Invasive species fuel most global animal, plant extinctions

Invasive species fuel most global animal, plant extinctions
Credit: Belga

Invasive alien species (IAS) are virtually invisible but present a major ecological threat, the Intergovernmental Science-Policy Platform on Biodiversity and Ecosystem Services (IPBES) warned in its latest report, issued on Monday.

These highly adaptable animals and plants, introduced voluntarily or involuntarily by human intervention, proliferate, supplant or drive out indigenous species, going so far as to make some of them extinct.

They also cause multiple impacts that are often unsuspected before it is too late, IPBES explains in its 'Assessment Report on Invasive Alien Species and their Control,' approved on Saturday in Bonn, Germany, by representatives of the 143 member States of IPBES.

Direct driver of global biodiversity loss

Invasive species are one of the “direct drivers of biodiversity loss on a global scale,” along with climate change and pollution, notes the international panel of experts, which meets under the aegis of the UN.
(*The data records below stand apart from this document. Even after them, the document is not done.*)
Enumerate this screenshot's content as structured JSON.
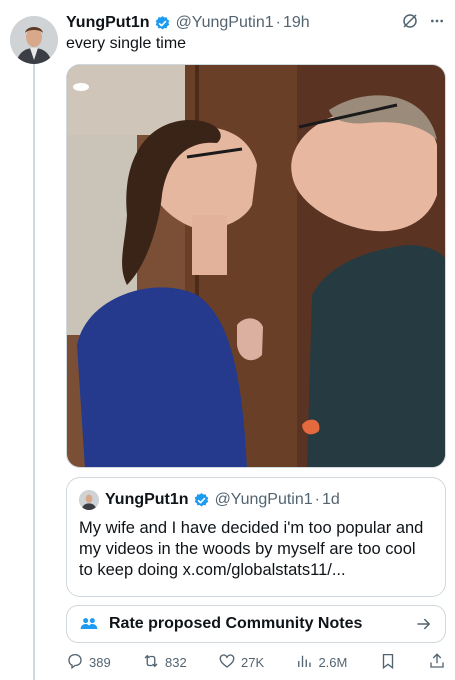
{
  "tweet": {
    "display_name": "YungPut1n",
    "handle": "@YungPutin1",
    "separator": "·",
    "time": "19h",
    "text": "every single time"
  },
  "quote": {
    "display_name": "YungPut1n",
    "handle": "@YungPutin1",
    "separator": "·",
    "time": "1d",
    "text": "My wife and I have decided i'm too popular and my videos in the woods by myself are too cool to keep doing x.com/globalstats11/..."
  },
  "community_notes": {
    "label": "Rate proposed Community Notes"
  },
  "actions": {
    "replies": "389",
    "reposts": "832",
    "likes": "27K",
    "views": "2.6M"
  },
  "colors": {
    "verified": "#1d9bf0",
    "muted": "#536471",
    "border": "#cfd9de"
  },
  "icons": [
    "verified-badge-icon",
    "grok-icon",
    "more-icon",
    "community-notes-icon",
    "arrow-right-icon",
    "reply-icon",
    "repost-icon",
    "like-icon",
    "views-icon",
    "bookmark-icon",
    "share-icon"
  ]
}
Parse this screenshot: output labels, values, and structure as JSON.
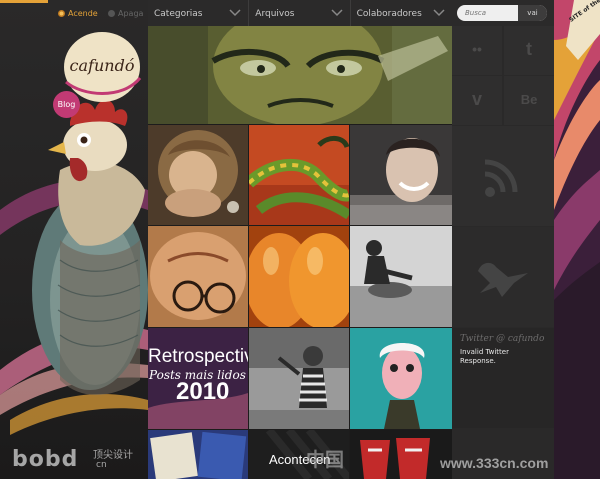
{
  "header": {
    "switch_on_label": "Acende",
    "switch_off_label": "Apaga",
    "logo_text": "cafundó",
    "blog_badge": "Blog"
  },
  "nav": {
    "tabs": [
      {
        "label": "Categorias"
      },
      {
        "label": "Arquivos"
      },
      {
        "label": "Colaboradores"
      }
    ]
  },
  "search": {
    "placeholder": "Busca",
    "button_label": "vai"
  },
  "social": {
    "flickr_icon": "••",
    "twitter_icon": "t",
    "vimeo_icon": "v",
    "behance_icon": "Be"
  },
  "posts": {
    "retrospective_title": "Retrospectiv",
    "retrospective_subtitle": "Posts mais lidos e",
    "retrospective_year": "2010",
    "bottom_post_text": "Acontecen"
  },
  "twitter": {
    "title": "Twitter @ cafundo",
    "message": "Invalid Twitter Response."
  },
  "badge": {
    "site_of_month": "SITE of the MONTH"
  },
  "watermarks": {
    "bobd": "bobd",
    "bobd_cn": "顶尖设计",
    "bobd_url": "cn",
    "cn_site": "中国",
    "site": "www.333cn.com"
  },
  "colors": {
    "accent": "#e4a238",
    "blog_badge": "#c23a74",
    "background": "#1d1c1c"
  }
}
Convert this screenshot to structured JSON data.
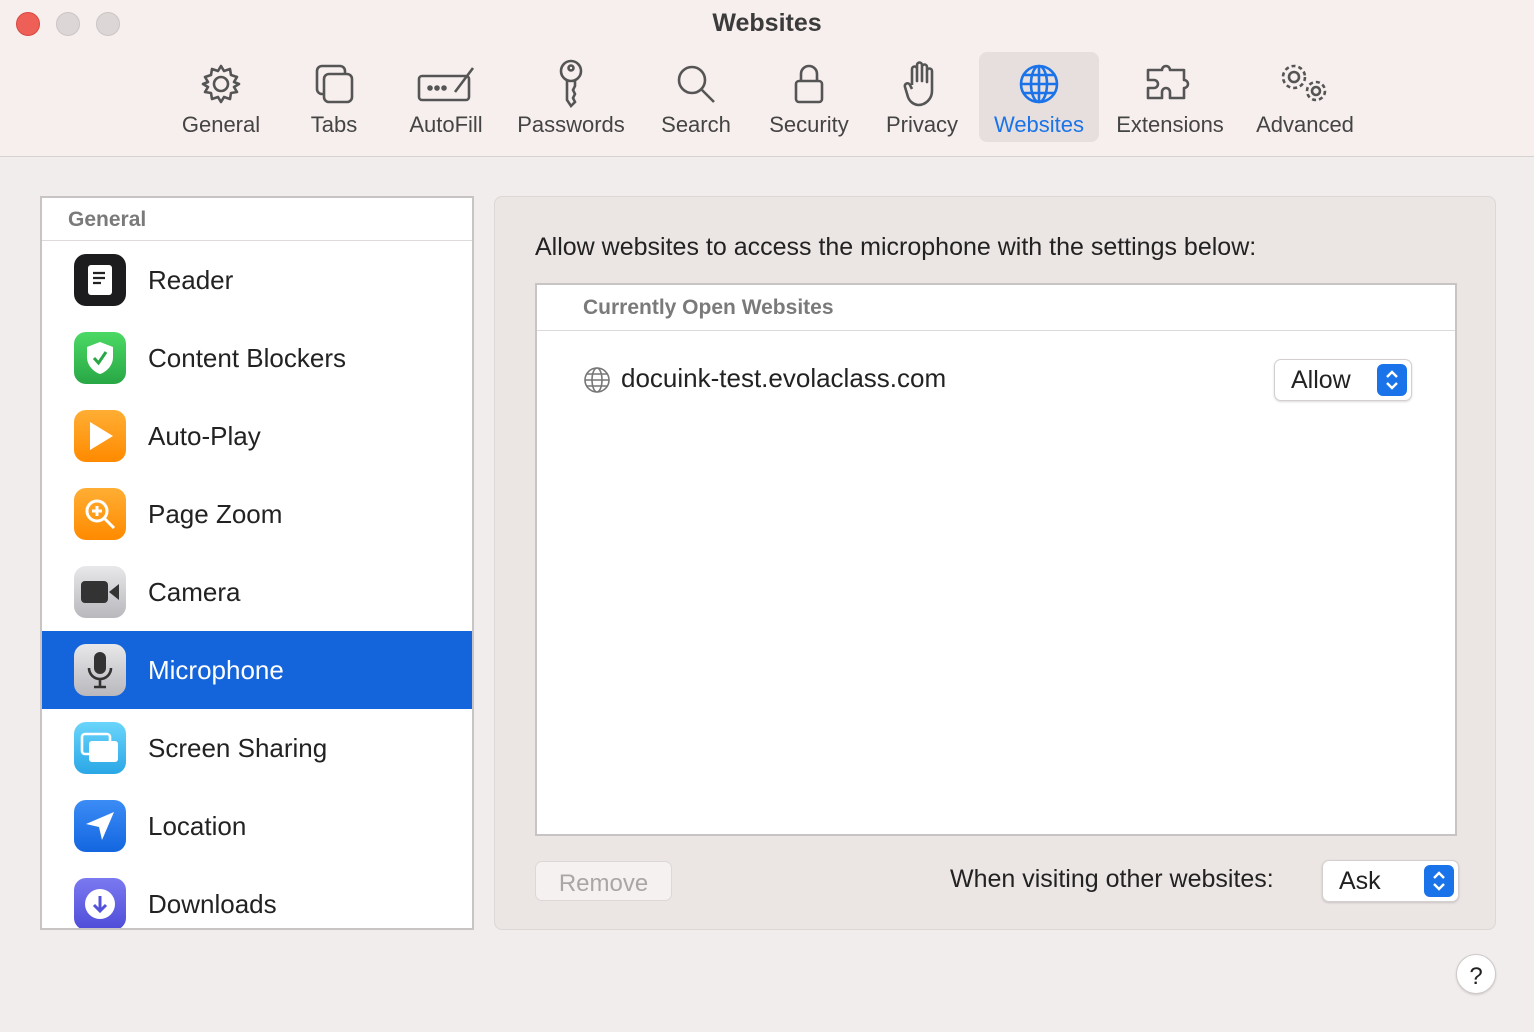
{
  "window": {
    "title": "Websites"
  },
  "toolbar": {
    "tabs": [
      {
        "label": "General",
        "icon": "gear-icon"
      },
      {
        "label": "Tabs",
        "icon": "tabs-icon"
      },
      {
        "label": "AutoFill",
        "icon": "autofill-icon"
      },
      {
        "label": "Passwords",
        "icon": "key-icon"
      },
      {
        "label": "Search",
        "icon": "magnifier-icon"
      },
      {
        "label": "Security",
        "icon": "lock-icon"
      },
      {
        "label": "Privacy",
        "icon": "hand-icon"
      },
      {
        "label": "Websites",
        "icon": "globe-icon",
        "selected": true
      },
      {
        "label": "Extensions",
        "icon": "puzzle-icon"
      },
      {
        "label": "Advanced",
        "icon": "gears-icon"
      }
    ],
    "accent_color": "#1a73e8"
  },
  "sidebar": {
    "header": "General",
    "items": [
      {
        "label": "Reader",
        "icon": "reader-icon",
        "color": "#1c1c1e"
      },
      {
        "label": "Content Blockers",
        "icon": "shield-icon",
        "color": "#34c759"
      },
      {
        "label": "Auto-Play",
        "icon": "play-icon",
        "color": "#ff9500"
      },
      {
        "label": "Page Zoom",
        "icon": "zoom-icon",
        "color": "#ff9500"
      },
      {
        "label": "Camera",
        "icon": "camera-icon",
        "color": "#d1d1d6"
      },
      {
        "label": "Microphone",
        "icon": "microphone-icon",
        "color": "#d1d1d6",
        "selected": true
      },
      {
        "label": "Screen Sharing",
        "icon": "screen-sharing-icon",
        "color": "#5ac8fa"
      },
      {
        "label": "Location",
        "icon": "location-arrow-icon",
        "color": "#1a73e8"
      },
      {
        "label": "Downloads",
        "icon": "download-icon",
        "color": "#5e5ce6"
      }
    ],
    "selection_color": "#1464db"
  },
  "main": {
    "description": "Allow websites to access the microphone with the settings below:",
    "table_header": "Currently Open Websites",
    "sites": [
      {
        "host": "docuink-test.evolaclass.com",
        "setting": "Allow"
      }
    ],
    "remove_label": "Remove",
    "other_label": "When visiting other websites:",
    "other_value": "Ask"
  },
  "help": {
    "label": "?"
  }
}
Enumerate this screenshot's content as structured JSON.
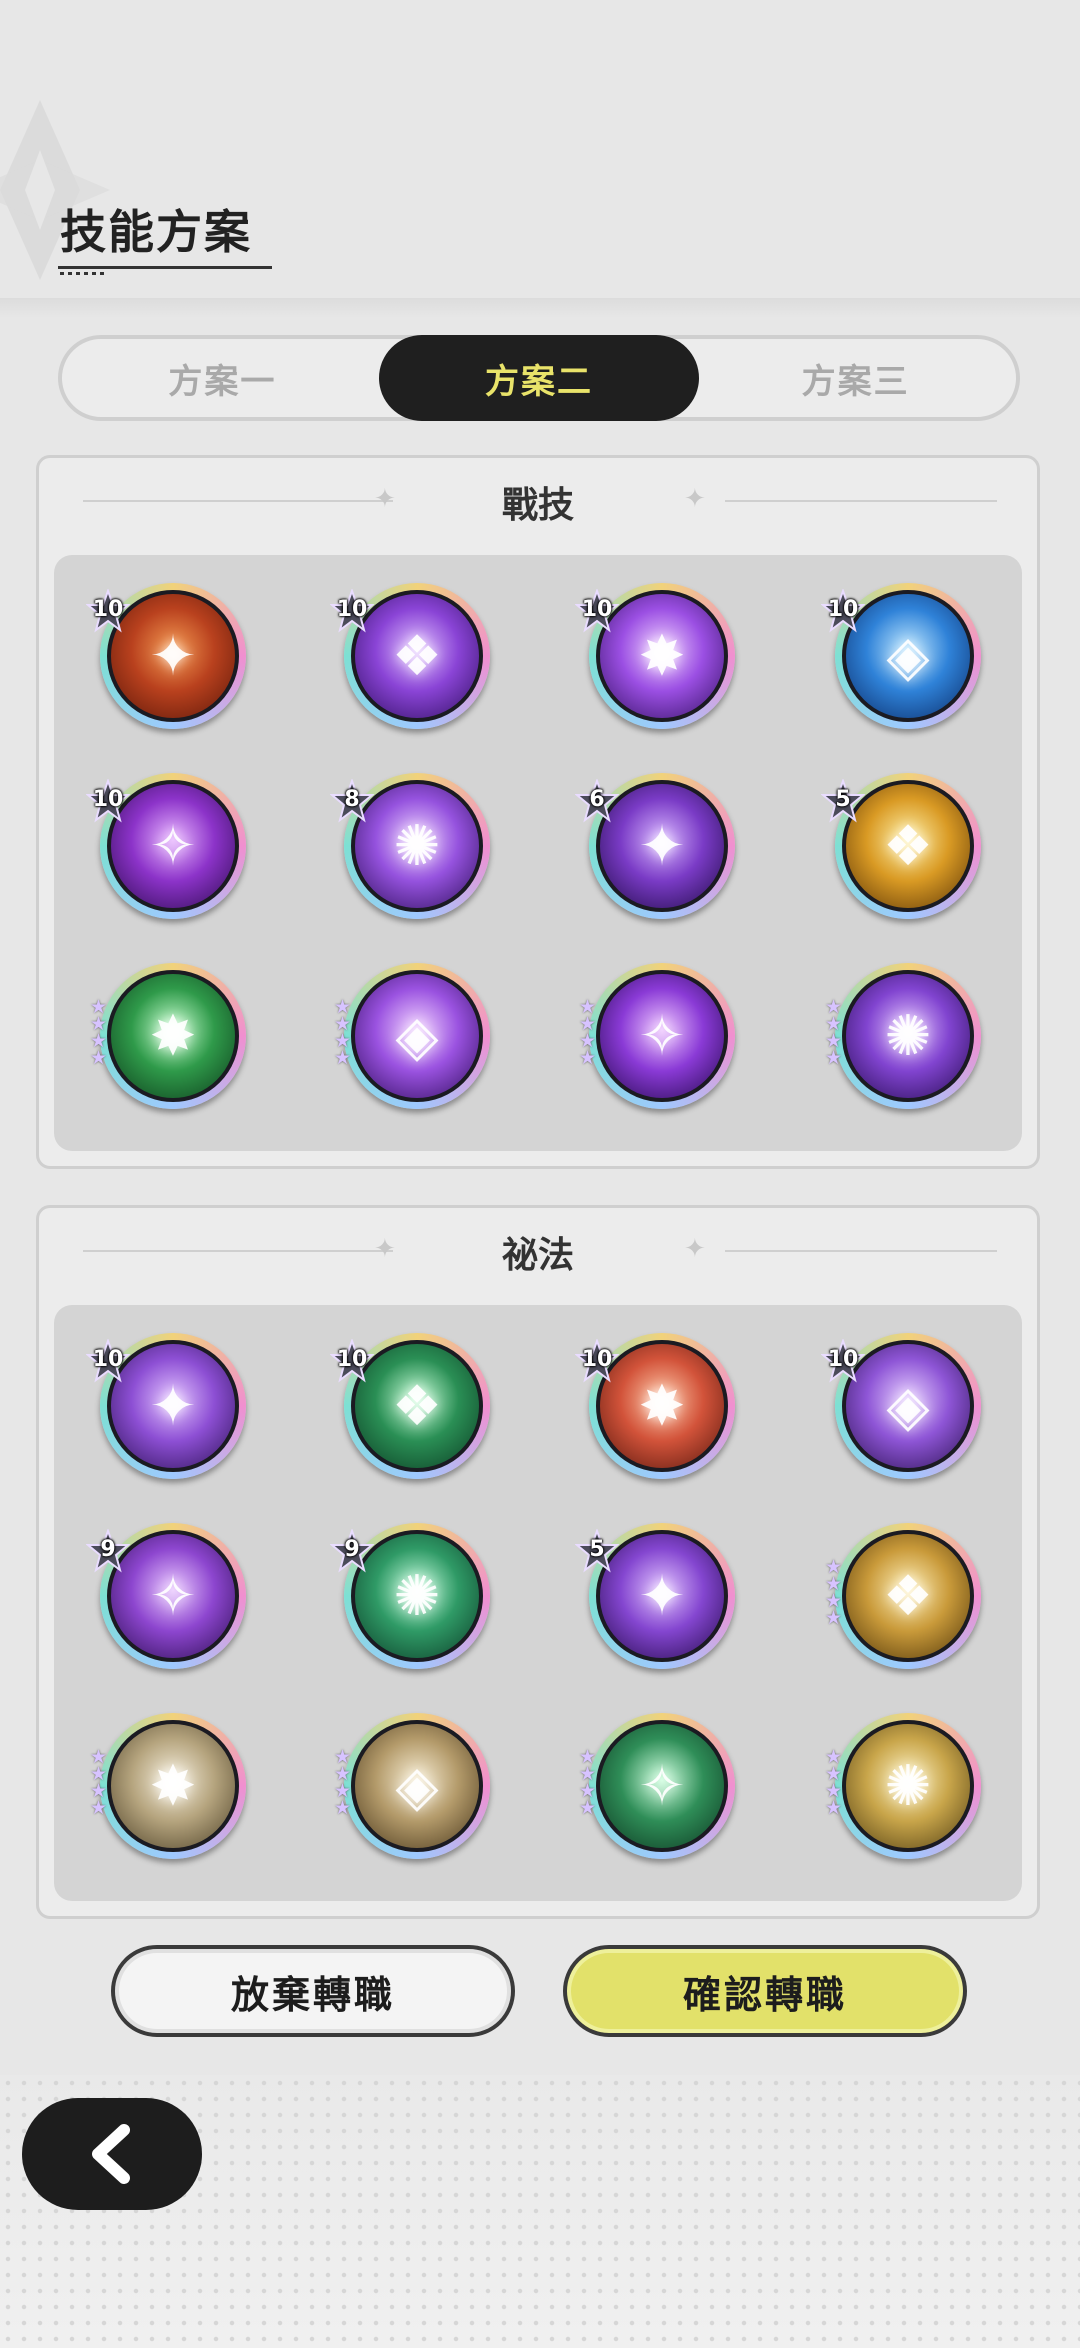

The assessment report, prepared by 86 international experts from 49 countries, is based on more than 13,000 reference studies, synthesised over four years at a total cost of more than $1.5 million.

It comes just a few months after the Kunming-Montreal agreement, in which the international community set itself the target of reducing the rate of introduction of invasive alien species by 50% by 2030.

Major ecological, health and econmic problem

“The phenomenon is still little known and until recently, apart from a few scientists, attracted little attention, but it is a major problem in ecological, health and even economic terms,” says Christophe Diagne, a researcher at the Institut de recherche pour le développement (IRD) in Montpellier.

By settling permanently in new territories, these species “change the local environment, with consequences that we don’t always measure at first, but which can lead to the disappearance of certain native species,” explains Mr Diagne.

There are many examples of this, from the Mauritian dodo, which disappeared because of predation by animals imported by colonists (rats, cats, dogs), to the American crayfish, a formidable predator in French rivers, or the apparently harmless European bumblebee, which is about to get the better of its Chilean colleague by bringing back a devastating parasite.

... a quarter of bird species could disappear in 50 years

A 2021 study in Global Change Biology showed that 14% of the ‘functional diversity’ (habitat and mass) of mammals was threatened by biological invasions and that 27% of birds, which are particularly vulnerable, could disappear over the next fifty years.

The impact on human health can be devastating: for example, the proliferation of the tiger mosquito, which is responsible for epidemics of dengue fever and chikungunya.

In financial terms too, the consequences are not negligible: in 2021, a study in 'Nature' magazine put the cost of the ravages at at least $1,288 billion since 1970.